The two parks will be established around Christmas Island and the Cocos (Keeling) Islands in the Indian Ocean to the northwest of continental Australia. The new parks cover 740,000 square kilometers (286,000 square miles) of ocean.
The decision was immediately welcomed by conservation groups.
“Christmas and Cocos (Keeling) Islands are uniquely Australian and globally significant – there’s nowhere like them on Earth,” said Michelle Grady, Director of The Pew Charitable Trusts, in a statement. “Most famous for its annual red crab migration, Christmas Island was referred to as one of the 10 natural wonders of the world by David Attenborough himself. Its thriving rainforests, deserted beaches and fringing reef provide a haven for unique and rare seabirds, land crabs and marine life.”
“Christmas and the Cocos (Keeling) Islands are recognised as globally significant standout natural wonders,” added Darren Kindleysides, CEO of the Australian Marine Conservation Society, in a statement. “Oceans across the globe are in deep trouble from pollution, overfishing, habitat loss and the very real and immediate impacts of climate change. Establishing marine parks to provide a safe haven for our marine life is critical in helping stop our oceans reaching a tipping point.”

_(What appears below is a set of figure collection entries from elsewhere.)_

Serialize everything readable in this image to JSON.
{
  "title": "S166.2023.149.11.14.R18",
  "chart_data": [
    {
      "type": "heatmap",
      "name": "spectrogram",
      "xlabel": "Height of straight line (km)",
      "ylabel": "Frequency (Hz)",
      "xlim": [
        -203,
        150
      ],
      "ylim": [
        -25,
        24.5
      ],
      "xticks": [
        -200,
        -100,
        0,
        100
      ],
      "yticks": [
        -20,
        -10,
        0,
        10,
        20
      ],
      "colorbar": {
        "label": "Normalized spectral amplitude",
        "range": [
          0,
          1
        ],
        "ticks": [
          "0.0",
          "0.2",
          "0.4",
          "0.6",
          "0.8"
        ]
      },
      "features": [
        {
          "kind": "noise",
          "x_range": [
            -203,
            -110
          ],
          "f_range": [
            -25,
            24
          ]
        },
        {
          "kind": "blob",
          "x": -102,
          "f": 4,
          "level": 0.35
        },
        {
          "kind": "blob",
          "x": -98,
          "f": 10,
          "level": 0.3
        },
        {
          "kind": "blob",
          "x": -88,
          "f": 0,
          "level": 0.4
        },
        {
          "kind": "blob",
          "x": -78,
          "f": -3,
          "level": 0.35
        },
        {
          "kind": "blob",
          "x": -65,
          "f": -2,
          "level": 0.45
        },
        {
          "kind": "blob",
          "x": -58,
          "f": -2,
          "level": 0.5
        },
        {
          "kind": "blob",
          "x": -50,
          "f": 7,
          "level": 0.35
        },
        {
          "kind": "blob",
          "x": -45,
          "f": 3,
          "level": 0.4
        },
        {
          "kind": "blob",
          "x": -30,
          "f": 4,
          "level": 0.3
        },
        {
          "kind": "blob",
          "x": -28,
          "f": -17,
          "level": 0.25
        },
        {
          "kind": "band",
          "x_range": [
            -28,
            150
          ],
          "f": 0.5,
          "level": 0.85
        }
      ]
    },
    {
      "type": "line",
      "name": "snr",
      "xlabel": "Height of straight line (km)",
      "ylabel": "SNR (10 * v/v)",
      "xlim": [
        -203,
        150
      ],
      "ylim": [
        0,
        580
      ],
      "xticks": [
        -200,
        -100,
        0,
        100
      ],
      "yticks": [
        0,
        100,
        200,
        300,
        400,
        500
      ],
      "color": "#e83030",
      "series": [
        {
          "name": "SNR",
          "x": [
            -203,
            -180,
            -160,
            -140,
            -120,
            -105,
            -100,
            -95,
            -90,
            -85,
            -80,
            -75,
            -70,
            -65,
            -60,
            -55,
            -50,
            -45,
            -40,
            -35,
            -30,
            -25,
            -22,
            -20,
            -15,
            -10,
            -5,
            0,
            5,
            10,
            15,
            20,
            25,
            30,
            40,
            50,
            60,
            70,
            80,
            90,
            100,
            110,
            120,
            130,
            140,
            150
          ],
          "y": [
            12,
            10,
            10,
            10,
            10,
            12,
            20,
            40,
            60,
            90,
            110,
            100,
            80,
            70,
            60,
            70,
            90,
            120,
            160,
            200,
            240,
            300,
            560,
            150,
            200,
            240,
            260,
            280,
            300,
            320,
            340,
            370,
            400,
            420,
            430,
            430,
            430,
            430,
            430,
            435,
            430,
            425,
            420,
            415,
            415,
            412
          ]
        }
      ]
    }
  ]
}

Christabel Mitchell, Director of the Save Our Marine Life Alliance, applauded the move but urged the Australian government to work “collaboratively” with local communities to “co-design” the protected areas.
“Healthy oceans and sustainable fishing are central to the Christmas and Cocos Islanders’ way of life, their culture and their livelihoods,” said Mitchell in a statement.
“Creating world-class marine parks for this region will provide crucial protection for a wealth of marine life, make a significant global contribution to the health of our oceans and support the local communities’ culture and aspirations,” said Mitchell. “We look forward to working with the government and the island communities to preserve this unique part of Australia, for our marine life and future generations.”
The new parks will bring the percentage of Australian waters under protection from 37 percent to 45 percent. Conservation groups around the world are pushing for the protection of 30 percent of global oceans and land mass by 2030.